Plusieurs fédérations sont également citées comme bénéficiant de « favoritisme » et de passe-droit selon les accointances qu’elles entretiennent avec le secrétaire général ou les membres (nationalités) de son bureau. Ainsi, le Cap-Vert, le Ghana, la République démocratique du Congo ou le Togo se virent attribués des ballons ou des lots de matériels sans aucune transparence. Une « opacité » qui touche, selon le rapport, l’ensemble des décisions de la CAF, de l’engagement du personnel à la liste des invités pour les événements...
Conditions de sécurité non respectées
Au milieu de ces errances, symbolisées par un cadre de travail déplorable et inique où Véron Mosengo-Omba a obligé les contrats à dépendre du droit suisse – signifiant qu’en cas de litige, les employés du Caire doivent faire appel à d’onéreux avocats suisses ! -, les locaux de la CAF constituent aussi un problème global.

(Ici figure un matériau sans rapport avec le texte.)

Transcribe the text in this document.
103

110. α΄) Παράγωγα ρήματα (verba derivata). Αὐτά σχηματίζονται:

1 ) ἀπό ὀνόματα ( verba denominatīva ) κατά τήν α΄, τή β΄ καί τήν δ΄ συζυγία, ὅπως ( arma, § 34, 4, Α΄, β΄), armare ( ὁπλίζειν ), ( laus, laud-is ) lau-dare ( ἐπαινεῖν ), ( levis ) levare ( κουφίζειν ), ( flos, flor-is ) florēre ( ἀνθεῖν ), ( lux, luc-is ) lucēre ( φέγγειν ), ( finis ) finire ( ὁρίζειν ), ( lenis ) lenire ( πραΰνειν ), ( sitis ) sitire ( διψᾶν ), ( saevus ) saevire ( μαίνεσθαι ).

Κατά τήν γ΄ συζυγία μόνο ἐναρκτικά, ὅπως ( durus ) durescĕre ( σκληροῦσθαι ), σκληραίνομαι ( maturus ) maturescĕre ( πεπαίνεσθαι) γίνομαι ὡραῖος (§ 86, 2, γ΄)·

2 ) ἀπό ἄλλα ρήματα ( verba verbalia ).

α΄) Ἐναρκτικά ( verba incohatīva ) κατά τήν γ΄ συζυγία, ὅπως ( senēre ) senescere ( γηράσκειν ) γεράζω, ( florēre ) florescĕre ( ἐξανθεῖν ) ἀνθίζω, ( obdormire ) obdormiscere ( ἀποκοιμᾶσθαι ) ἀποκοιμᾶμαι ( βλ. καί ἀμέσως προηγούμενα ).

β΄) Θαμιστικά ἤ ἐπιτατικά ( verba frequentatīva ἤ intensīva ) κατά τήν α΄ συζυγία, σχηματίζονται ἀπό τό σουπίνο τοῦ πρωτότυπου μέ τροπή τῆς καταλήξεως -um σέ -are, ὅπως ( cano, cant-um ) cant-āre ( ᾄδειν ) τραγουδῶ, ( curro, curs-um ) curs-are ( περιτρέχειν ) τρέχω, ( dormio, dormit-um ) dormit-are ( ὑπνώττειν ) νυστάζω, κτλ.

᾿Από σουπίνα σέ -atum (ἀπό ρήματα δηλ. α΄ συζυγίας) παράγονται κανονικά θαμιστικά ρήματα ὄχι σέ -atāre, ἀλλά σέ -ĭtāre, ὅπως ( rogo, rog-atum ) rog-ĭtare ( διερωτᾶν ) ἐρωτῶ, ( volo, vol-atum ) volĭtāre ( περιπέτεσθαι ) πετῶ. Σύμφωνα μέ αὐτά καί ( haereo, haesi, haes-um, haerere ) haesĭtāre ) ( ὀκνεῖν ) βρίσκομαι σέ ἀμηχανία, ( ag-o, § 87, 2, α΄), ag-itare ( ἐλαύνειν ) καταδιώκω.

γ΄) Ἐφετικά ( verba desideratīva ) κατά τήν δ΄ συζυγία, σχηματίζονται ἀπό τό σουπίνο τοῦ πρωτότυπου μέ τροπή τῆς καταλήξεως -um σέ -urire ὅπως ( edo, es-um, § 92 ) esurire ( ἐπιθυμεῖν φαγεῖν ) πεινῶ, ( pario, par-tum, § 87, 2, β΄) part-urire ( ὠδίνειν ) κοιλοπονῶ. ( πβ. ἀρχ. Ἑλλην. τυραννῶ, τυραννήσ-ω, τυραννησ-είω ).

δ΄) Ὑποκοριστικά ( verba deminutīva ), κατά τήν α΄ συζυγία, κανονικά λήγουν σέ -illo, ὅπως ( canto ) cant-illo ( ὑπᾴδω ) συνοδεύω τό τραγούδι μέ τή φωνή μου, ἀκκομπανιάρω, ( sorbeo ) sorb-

Sans équipement digne de ce nom, avec un mobilier et des ordinateurs passés d’âge, les employés se massent dans des bureaux irrespirables en été sans air conditionné ; contrairement au bureau du secrétaire général qui dispose d’une climatisation fonctionnelle. Pis encore, les conditions de sécurité ne sont même pas réunies et la catastrophe a été évitée de peu lorsqu’un début d’incendie s’est déclaré dans les offices du département légal en 2023.

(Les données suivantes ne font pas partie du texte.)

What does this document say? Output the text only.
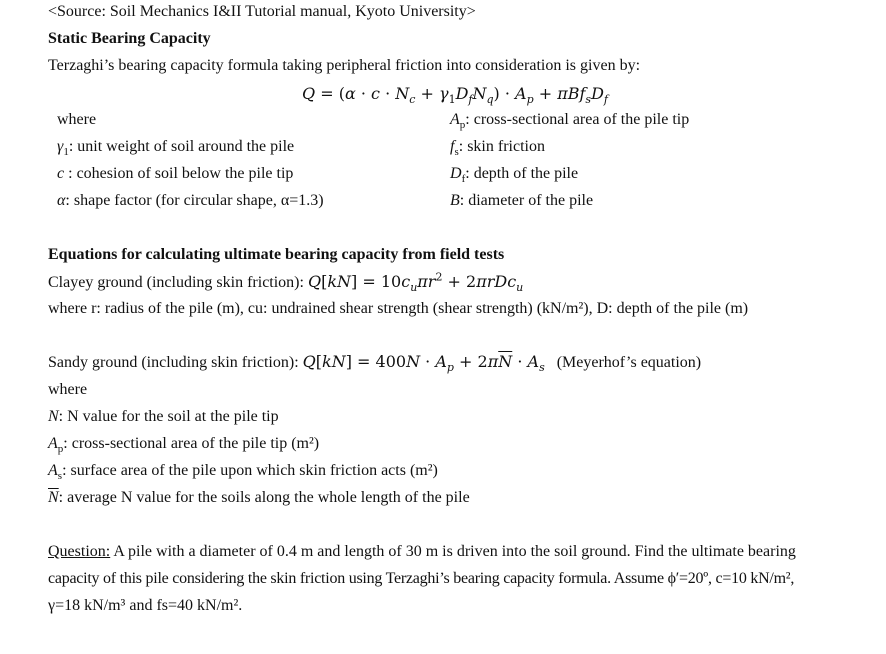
<Source: Soil Mechanics I&II Tutorial manual, Kyoto University>
Static Bearing Capacity
Terzaghi’s bearing capacity formula taking peripheral friction into consideration is given by:
$Q = (\alpha \cdot c \cdot N_c + \gamma_1D_fN_q) \cdot A_p + \pi Bf_sD_f$
where
$\gamma_1$: unit weight of soil around the pile
c : cohesion of soil below the pile tip
α: shape factor (for circular shape, α=1.3)
$A_p$: cross-sectional area of the pile tip
$f_s$: skin friction
$D_f$: depth of the pile
B: diameter of the pile
Equations for calculating ultimate bearing capacity from field tests
Clayey ground (including skin friction): $Q[kN] = 10c_u\pi r^2 + 2\pi rDc_u$
where r: radius of the pile (m), cu: undrained shear strength (shear strength) (kN/m²), D: depth of the pile (m)
Sandy ground (including skin friction): $Q[kN] = 400N \cdot A_p + 2\pi\overline{N} \cdot A_s$ (Meyerhof’s equation)
where
N: N value for the soil at the pile tip
$A_p$: cross-sectional area of the pile tip (m²)
$A_s$: surface area of the pile upon which skin friction acts (m²)
$\overline{N}$: average N value for the soils along the whole length of the pile
Question: A pile with a diameter of 0.4 m and length of 30 m is driven into the soil ground. Find the ultimate bearing
capacity of this pile considering the skin friction using Terzaghi’s bearing capacity formula. Assume ϕ′=20º, c=10 kN/m²,
γ=18 kN/m³ and fs=40 kN/m².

Incapable de maintenir aux normes des sorties d’évacuation ou même d’avoir des extincteurs, le quartier-général de la CAF se distingue par une gestion déplorable où la responsable des ressources humaines, Reem Adel, « a divisé le personnel entre les Egyptiens et les non-Egyptiens en plaidant seulement pour le staff local ». Adel, quant à elle, avait obtenu deux promotions en l’espace de cinq mois (entre avril et août 2022) par Véron Mosengo-Omba.
Si d’autres conflits d’intérêts et soucis sont confirmés par ce second dossier – notamment vis-à-vis des fonds FIFA Forward -, la CAF ne s’est aventurée à aucun commentaire et dit attendre le rapport demandé par son président, Patrice Motsepe.